The Daily Targum published a letter, “Sympathize with Israel in conflict with Palestine,” on Friday in which a respected University professor was the subject of a shameful ad hominem attack. The author apparently found issue with University Professor of Middle Eastern studies Hamid Abdeljaber’s remarks at the Palestinian cultural festival held last Sunday by the University chapter of Palestine Children’s Relief Fund. The author’s charge that Abdeljaber fails to present both sides is ludicrous and false — something the author should know if he actually attended the event or Abdeljaber’s lecture.

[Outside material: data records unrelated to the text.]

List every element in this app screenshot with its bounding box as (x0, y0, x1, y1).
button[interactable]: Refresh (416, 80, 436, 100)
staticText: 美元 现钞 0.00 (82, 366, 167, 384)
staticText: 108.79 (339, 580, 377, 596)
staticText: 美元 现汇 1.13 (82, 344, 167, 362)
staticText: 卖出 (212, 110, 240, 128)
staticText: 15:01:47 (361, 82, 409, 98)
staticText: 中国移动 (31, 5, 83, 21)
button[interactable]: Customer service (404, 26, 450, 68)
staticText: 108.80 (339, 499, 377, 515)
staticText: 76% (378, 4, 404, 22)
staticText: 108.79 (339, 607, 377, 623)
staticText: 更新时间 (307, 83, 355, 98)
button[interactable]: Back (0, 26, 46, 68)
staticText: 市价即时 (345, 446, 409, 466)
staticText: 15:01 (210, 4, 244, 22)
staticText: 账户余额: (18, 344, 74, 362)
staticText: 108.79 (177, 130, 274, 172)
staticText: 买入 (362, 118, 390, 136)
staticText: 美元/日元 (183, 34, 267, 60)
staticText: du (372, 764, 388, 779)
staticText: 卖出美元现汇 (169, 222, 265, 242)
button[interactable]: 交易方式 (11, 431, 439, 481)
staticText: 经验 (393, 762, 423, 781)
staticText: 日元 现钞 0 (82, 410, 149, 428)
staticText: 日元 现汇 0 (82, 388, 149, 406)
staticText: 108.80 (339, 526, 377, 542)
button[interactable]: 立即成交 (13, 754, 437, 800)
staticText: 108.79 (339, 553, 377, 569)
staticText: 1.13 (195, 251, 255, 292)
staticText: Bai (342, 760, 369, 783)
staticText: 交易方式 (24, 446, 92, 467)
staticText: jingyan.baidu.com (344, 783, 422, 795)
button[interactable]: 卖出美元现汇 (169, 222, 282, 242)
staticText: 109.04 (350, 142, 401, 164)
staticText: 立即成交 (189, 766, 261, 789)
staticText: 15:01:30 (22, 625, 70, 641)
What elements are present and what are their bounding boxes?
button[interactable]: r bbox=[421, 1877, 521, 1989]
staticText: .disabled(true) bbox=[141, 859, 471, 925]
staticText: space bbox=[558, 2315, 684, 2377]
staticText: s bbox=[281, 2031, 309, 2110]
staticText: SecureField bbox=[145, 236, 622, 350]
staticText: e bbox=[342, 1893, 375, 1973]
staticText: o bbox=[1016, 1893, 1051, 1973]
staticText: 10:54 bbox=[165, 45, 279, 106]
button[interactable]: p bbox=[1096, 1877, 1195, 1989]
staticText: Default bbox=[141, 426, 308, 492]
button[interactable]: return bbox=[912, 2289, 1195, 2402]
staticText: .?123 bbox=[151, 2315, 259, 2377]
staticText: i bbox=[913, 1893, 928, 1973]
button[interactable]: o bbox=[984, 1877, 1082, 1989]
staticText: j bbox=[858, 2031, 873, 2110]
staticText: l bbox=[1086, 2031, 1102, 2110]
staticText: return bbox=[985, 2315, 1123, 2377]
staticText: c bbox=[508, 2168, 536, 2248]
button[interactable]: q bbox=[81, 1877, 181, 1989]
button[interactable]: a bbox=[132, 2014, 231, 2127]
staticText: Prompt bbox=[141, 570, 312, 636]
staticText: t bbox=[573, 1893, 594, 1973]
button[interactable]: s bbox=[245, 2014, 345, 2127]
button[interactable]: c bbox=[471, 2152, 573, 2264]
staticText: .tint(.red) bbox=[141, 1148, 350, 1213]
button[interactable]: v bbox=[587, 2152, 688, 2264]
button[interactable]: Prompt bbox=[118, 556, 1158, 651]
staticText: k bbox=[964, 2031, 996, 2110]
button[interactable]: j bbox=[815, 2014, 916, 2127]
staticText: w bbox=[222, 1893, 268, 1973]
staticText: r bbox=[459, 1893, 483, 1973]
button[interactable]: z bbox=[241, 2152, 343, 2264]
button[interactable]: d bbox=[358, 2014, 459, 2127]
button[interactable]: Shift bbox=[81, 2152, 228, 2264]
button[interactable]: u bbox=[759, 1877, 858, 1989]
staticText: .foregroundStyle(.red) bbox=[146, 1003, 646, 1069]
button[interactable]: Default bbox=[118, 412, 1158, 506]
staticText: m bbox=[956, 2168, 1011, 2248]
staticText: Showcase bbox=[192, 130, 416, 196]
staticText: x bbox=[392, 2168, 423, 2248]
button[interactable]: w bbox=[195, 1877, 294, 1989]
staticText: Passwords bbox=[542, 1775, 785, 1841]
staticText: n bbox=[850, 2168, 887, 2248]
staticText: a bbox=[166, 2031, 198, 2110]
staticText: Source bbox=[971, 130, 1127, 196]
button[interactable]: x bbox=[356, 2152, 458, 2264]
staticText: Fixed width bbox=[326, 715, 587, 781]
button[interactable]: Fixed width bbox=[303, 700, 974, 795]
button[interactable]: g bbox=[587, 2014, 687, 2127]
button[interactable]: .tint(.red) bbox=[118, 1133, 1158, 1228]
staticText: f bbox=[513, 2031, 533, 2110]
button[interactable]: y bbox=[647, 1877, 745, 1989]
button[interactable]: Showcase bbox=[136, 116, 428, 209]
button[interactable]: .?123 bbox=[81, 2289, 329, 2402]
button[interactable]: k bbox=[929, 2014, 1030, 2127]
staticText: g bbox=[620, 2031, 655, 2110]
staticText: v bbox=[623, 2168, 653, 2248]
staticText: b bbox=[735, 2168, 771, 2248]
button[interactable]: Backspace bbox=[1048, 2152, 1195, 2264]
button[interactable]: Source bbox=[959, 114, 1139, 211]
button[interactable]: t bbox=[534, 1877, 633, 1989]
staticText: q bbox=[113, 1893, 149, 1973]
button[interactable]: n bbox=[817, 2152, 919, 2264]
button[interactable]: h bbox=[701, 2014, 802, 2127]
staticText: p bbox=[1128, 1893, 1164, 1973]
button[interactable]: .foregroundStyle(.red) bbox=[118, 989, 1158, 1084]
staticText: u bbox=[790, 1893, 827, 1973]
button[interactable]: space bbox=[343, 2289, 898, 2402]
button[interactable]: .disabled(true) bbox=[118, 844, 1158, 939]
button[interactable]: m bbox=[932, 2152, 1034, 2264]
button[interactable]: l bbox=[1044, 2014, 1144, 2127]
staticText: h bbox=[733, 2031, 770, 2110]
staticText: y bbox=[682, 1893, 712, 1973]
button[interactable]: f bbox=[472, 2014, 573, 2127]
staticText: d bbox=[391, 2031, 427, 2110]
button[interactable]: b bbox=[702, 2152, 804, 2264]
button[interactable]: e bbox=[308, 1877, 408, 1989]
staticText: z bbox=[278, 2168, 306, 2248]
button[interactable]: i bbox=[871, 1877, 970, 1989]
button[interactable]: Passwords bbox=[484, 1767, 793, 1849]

If the author had attended the lecture on life in Gaza, he would have heard Abdeljaber address issues of Israeli suffering. Contrary to the author’s imagined lecture, Abdeljaber did talk about the rockets Hamas indiscriminately fired towards Sderot and Ashkelon. He did speak about captured Israeli Defense Force soldier Gilad Shalit and the international efforts to release Shalit. The author would even have witnessed a member of the audience criticize Abdeljaber as being too objective with regards to the disproportionate assault that was the Gaza War and he would have heard Abdeljaber defend the importance of academic objectivity in response.

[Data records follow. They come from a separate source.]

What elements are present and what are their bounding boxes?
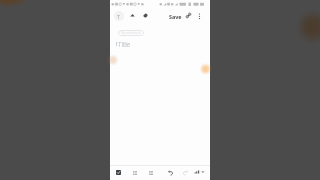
button[interactable]: Checkbox list [114, 168, 123, 177]
button[interactable]: Numbered list [146, 168, 155, 177]
button[interactable]: More options [195, 11, 204, 20]
button[interactable]: My notebook [118, 30, 144, 36]
button[interactable]: Shapes [128, 11, 137, 20]
button[interactable]: Save [168, 11, 182, 21]
button[interactable]: Text formatting [192, 167, 206, 177]
button[interactable]: Bulleted list [130, 168, 139, 177]
button[interactable]: Highlight colour [141, 11, 150, 20]
button[interactable]: Undo [166, 168, 175, 177]
button[interactable]: Attach [184, 11, 193, 20]
staticText: Save [169, 13, 182, 20]
staticText: T [117, 13, 121, 20]
button[interactable]: Redo [181, 168, 190, 177]
staticText: My notebook [121, 31, 141, 35]
button[interactable]: Title [118, 40, 131, 48]
button[interactable]: Text style [114, 11, 124, 21]
staticText: Title [118, 40, 131, 48]
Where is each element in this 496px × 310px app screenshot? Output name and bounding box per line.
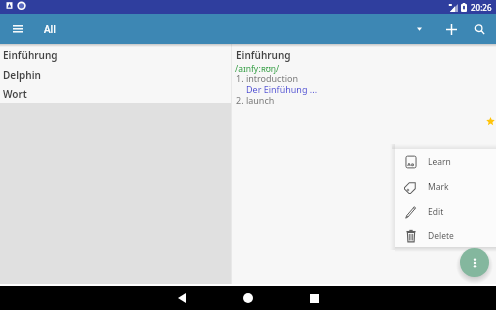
staticText: 1. introduction (236, 72, 299, 84)
button[interactable]: Delphin (0, 64, 231, 84)
button[interactable]: Wort (0, 83, 231, 103)
button[interactable]: Search (465, 14, 493, 44)
button[interactable]: Add (437, 14, 465, 44)
staticText: 2. launch (236, 94, 275, 106)
staticText: Edit (428, 206, 444, 218)
staticText: Der Einfühung ... (246, 83, 318, 95)
staticText: 20:26 (471, 2, 492, 13)
staticText: Learn (428, 156, 451, 168)
button[interactable]: Edit (395, 199, 496, 224)
button[interactable]: Home (230, 286, 266, 310)
button[interactable]: Recents (296, 286, 332, 310)
button[interactable]: Delete (395, 224, 496, 247)
staticText: Einführung (3, 48, 58, 62)
staticText: Delphin (3, 68, 41, 82)
staticText: Delete (428, 230, 454, 242)
staticText: Einführung (236, 48, 291, 62)
button[interactable]: Learn (395, 149, 496, 174)
button[interactable]: Einführung (0, 44, 231, 64)
staticText: /aɪnfyːʀʊŋ/ (235, 63, 280, 75)
button[interactable]: Filter (405, 14, 433, 44)
button[interactable]: Open navigation menu (3, 14, 33, 44)
staticText: Mark (428, 181, 449, 193)
button[interactable]: Mark (395, 174, 496, 199)
staticText: All (44, 22, 56, 36)
button[interactable]: More options (460, 248, 489, 277)
button[interactable]: Back (164, 286, 200, 310)
staticText: Wort (3, 87, 27, 101)
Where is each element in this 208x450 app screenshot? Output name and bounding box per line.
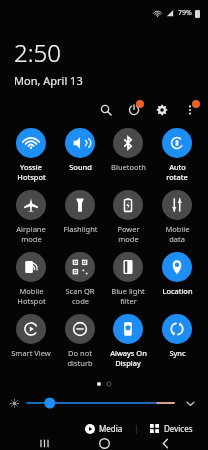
staticText: filter bbox=[120, 296, 137, 306]
button[interactable]: Sync bbox=[154, 314, 200, 358]
button[interactable]: Search bbox=[96, 100, 116, 120]
button[interactable]: Media bbox=[82, 420, 126, 437]
staticText: Auto bbox=[169, 162, 186, 172]
button[interactable]: Power bbox=[105, 190, 151, 244]
staticText: rotate bbox=[166, 172, 188, 182]
staticText: Hotspot bbox=[17, 296, 46, 306]
button[interactable]: Auto bbox=[154, 128, 200, 182]
staticText: 79% bbox=[178, 8, 192, 18]
button[interactable]: Sound bbox=[57, 128, 103, 172]
staticText: Sound bbox=[69, 162, 92, 172]
button[interactable]: Home bbox=[87, 437, 121, 450]
staticText: data bbox=[169, 234, 185, 244]
staticText: Power bbox=[117, 224, 140, 234]
staticText: Mon, April 13 bbox=[14, 73, 83, 88]
staticText: Blue light bbox=[111, 286, 145, 296]
staticText: Do not bbox=[68, 348, 92, 358]
staticText: 2:50 bbox=[14, 36, 61, 69]
staticText: code bbox=[72, 296, 89, 306]
button[interactable]: Mobile bbox=[8, 252, 54, 306]
button[interactable]: Do not bbox=[57, 314, 103, 368]
button[interactable]: Expand bbox=[182, 395, 198, 411]
staticText: Flashlight bbox=[63, 224, 98, 234]
button[interactable]: Location bbox=[154, 252, 200, 296]
button[interactable]: Bluetooth bbox=[105, 128, 151, 172]
button[interactable]: Mobile bbox=[154, 190, 200, 244]
staticText: Smart View bbox=[11, 348, 51, 358]
button[interactable]: Yossie bbox=[8, 128, 54, 182]
button[interactable]: Recents bbox=[27, 437, 61, 450]
staticText: Always On bbox=[110, 348, 147, 358]
staticText: Mobile bbox=[165, 224, 190, 234]
button[interactable]: Flashlight bbox=[57, 190, 103, 234]
staticText: Media bbox=[99, 423, 123, 434]
staticText: Airplane bbox=[16, 224, 46, 234]
button[interactable]: Back bbox=[148, 437, 182, 450]
button[interactable]: Scan QR bbox=[57, 252, 103, 306]
staticText: disturb bbox=[67, 358, 93, 368]
staticText: Mobile bbox=[19, 286, 44, 296]
staticText: Yossie bbox=[20, 162, 42, 172]
staticText: Sync bbox=[169, 348, 186, 358]
button[interactable]: Blue light bbox=[105, 252, 151, 306]
staticText: Display bbox=[115, 358, 141, 368]
staticText: Scan QR bbox=[65, 286, 95, 296]
staticText: | bbox=[134, 423, 139, 434]
staticText: Hotspot bbox=[17, 172, 46, 182]
button[interactable]: Brightness bbox=[27, 394, 174, 412]
button[interactable]: Settings bbox=[152, 100, 172, 120]
staticText: Devices bbox=[164, 423, 193, 434]
button[interactable]: Airplane bbox=[8, 190, 54, 244]
staticText: Location bbox=[162, 286, 193, 296]
button[interactable]: Smart View bbox=[8, 314, 54, 358]
staticText: Bluetooth bbox=[111, 162, 146, 172]
button[interactable]: Power off bbox=[124, 100, 144, 120]
staticText: mode bbox=[21, 234, 42, 244]
staticText: mode bbox=[118, 234, 139, 244]
button[interactable]: More options bbox=[180, 100, 200, 120]
button[interactable]: Always On bbox=[105, 314, 151, 368]
button[interactable]: Devices bbox=[147, 420, 196, 437]
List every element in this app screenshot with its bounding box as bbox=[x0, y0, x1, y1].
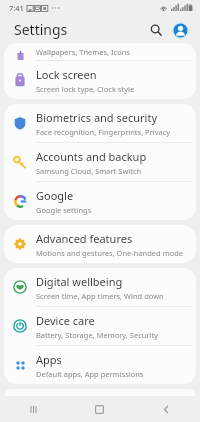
staticText: Battery, Storage, Memory, Security bbox=[36, 330, 158, 340]
button[interactable]: Google bbox=[4, 182, 196, 220]
staticText: Screen lock type, Clock style bbox=[36, 84, 135, 94]
button[interactable]: Lock screen bbox=[4, 61, 196, 99]
staticText: Apps bbox=[36, 352, 62, 367]
button[interactable]: Recent apps bbox=[0, 396, 66, 422]
staticText: Advanced features bbox=[36, 231, 133, 246]
staticText: 7:41 bbox=[9, 3, 24, 13]
button[interactable]: Accounts and backup bbox=[4, 143, 196, 181]
staticText: Screen time, App timers, Wind down bbox=[36, 291, 164, 301]
button[interactable]: Apps bbox=[4, 346, 196, 384]
button[interactable]: Digital wellbeing bbox=[4, 268, 196, 306]
staticText: Motions and gestures, One-handed mode bbox=[36, 248, 184, 258]
button[interactable]: Account profile bbox=[170, 20, 190, 40]
staticText: Wallpapers, Themes, Icons bbox=[36, 47, 130, 57]
button[interactable]: Device care bbox=[4, 307, 196, 345]
button[interactable]: Search settings bbox=[146, 20, 166, 40]
staticText: Biometrics and security bbox=[36, 110, 157, 125]
staticText: Device care bbox=[36, 313, 95, 328]
staticText: Face recognition, Fingerprints, Privacy bbox=[36, 127, 171, 137]
staticText: Accounts and backup bbox=[36, 149, 147, 164]
staticText: Default apps, App permissions bbox=[36, 369, 144, 379]
staticText: Lock screen bbox=[36, 67, 97, 82]
button[interactable]: Biometrics and security bbox=[4, 104, 196, 142]
staticText: Settings bbox=[14, 20, 68, 39]
staticText: Google settings bbox=[36, 205, 92, 215]
button[interactable]: Wallpapers, Themes, Icons bbox=[4, 43, 196, 60]
button[interactable]: Home bbox=[66, 396, 133, 422]
staticText: Digital wellbeing bbox=[36, 274, 123, 289]
staticText: Google bbox=[36, 188, 74, 203]
staticText: Samsung Cloud, Smart Switch bbox=[36, 166, 142, 176]
button[interactable]: Advanced features bbox=[4, 225, 196, 263]
button[interactable]: Back bbox=[133, 396, 200, 422]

If the author were in attendance at the lecture, he would have learned the context of the Gaza War. Hamas and Israel reached a ceasefire on June 19, 2008, through Egyptian mediation. Both sides upheld this agreement until Nov. 4, when the Israeli Defense Force launched a raid that brought ground forces 250 meters into Gaza while air strikes targeted Hamas positions. Six Palestinians were killed, and the cross-border violence eventually escalated into Operation Cast Lead, or Gaza War, which began on Dec. 27, 2008. When Israel unilaterally declared a ceasefire on Jan. 18, 2009, more than 1,400 Palestinians and 13 Israelis had been killed. Furthermore, the author neglects the telling fact that Israel broke the ceasefire on a day when the world’s media was focused on the historic election of President Barack Obama and stopped fighting the day before Obama’s inauguration.
The author clearly lives in a world of his own invention. He ignores the documentary record to reiterate often-heard apologetics for Israel’s actions. The United Nations does not call for East Jerusalem as a Palestinian capital; they recognize it as occupied territory. Since the 1967 War, the United Nations has repeatedly declared “the inadmissibility of the acquisition of territory by war.” The only territories acquired in the war were the Sinai Peninsula, the Gaza Strip, East Jerusalem, the West Bank and the Golan Heights — all by Israel. Every year since 1967, the U.N. General Assembly votes on a “Peaceful settlement of the question of Palestine” resolution. It reiterates the inadmissibility of acquiring land by force, the illegality of the settlements in occupied territories (Judea and Samaria) including East Jerusalem, stresses the need for an Israeli withdrawal to pre-1967 borders and the realization of inalienable rights of the Palestinian people to both self-determination and an independent state. There have been no more than seven votes opposed to this resolution, while there have been no less than 131 votes in favor of the resolution since 1997.
This semester concludes my third consecutive semester taking classes with Professor Abdeljaber. I can speak of Abdeljaber from personal experience. With regards to the Arab-Israeli conflict, he has always presented both sides. When he takes his classes to the United Nations, he invites the Palestinian and the Israeli delegations to speak. In his four years at the University, Professor Abdeljaber has never been accused of bias or subjectivity.
Friday’s letter demonstrates tactics often used by people of similarly narrow-minded opinions: shaming and diversion. In smearing the professor, the author tries to detract from the fact that the ratio of death tolls in the Gaza War was more than 100 Palestinians to 1 Israeli. The author utilizes the “delegitimization” tactic, in which anything short of positive excuses showered upon Israel is portrayed as an attempt to delegitimize the state. This tactic attempts to turn any criticism of the political entity into a normative statement through these attempts to obscure the facts — like the documented record of human rights abuses in the world’s longest occupation — by emphasizing tangential topics, such as Israel’s contribution to America’s security, foreign policy goals or economic gains at home and abroad.
Michael Dunican is a School of Arts and Sciences senior majoring in Middle Eastern studies with minors in religion and political science.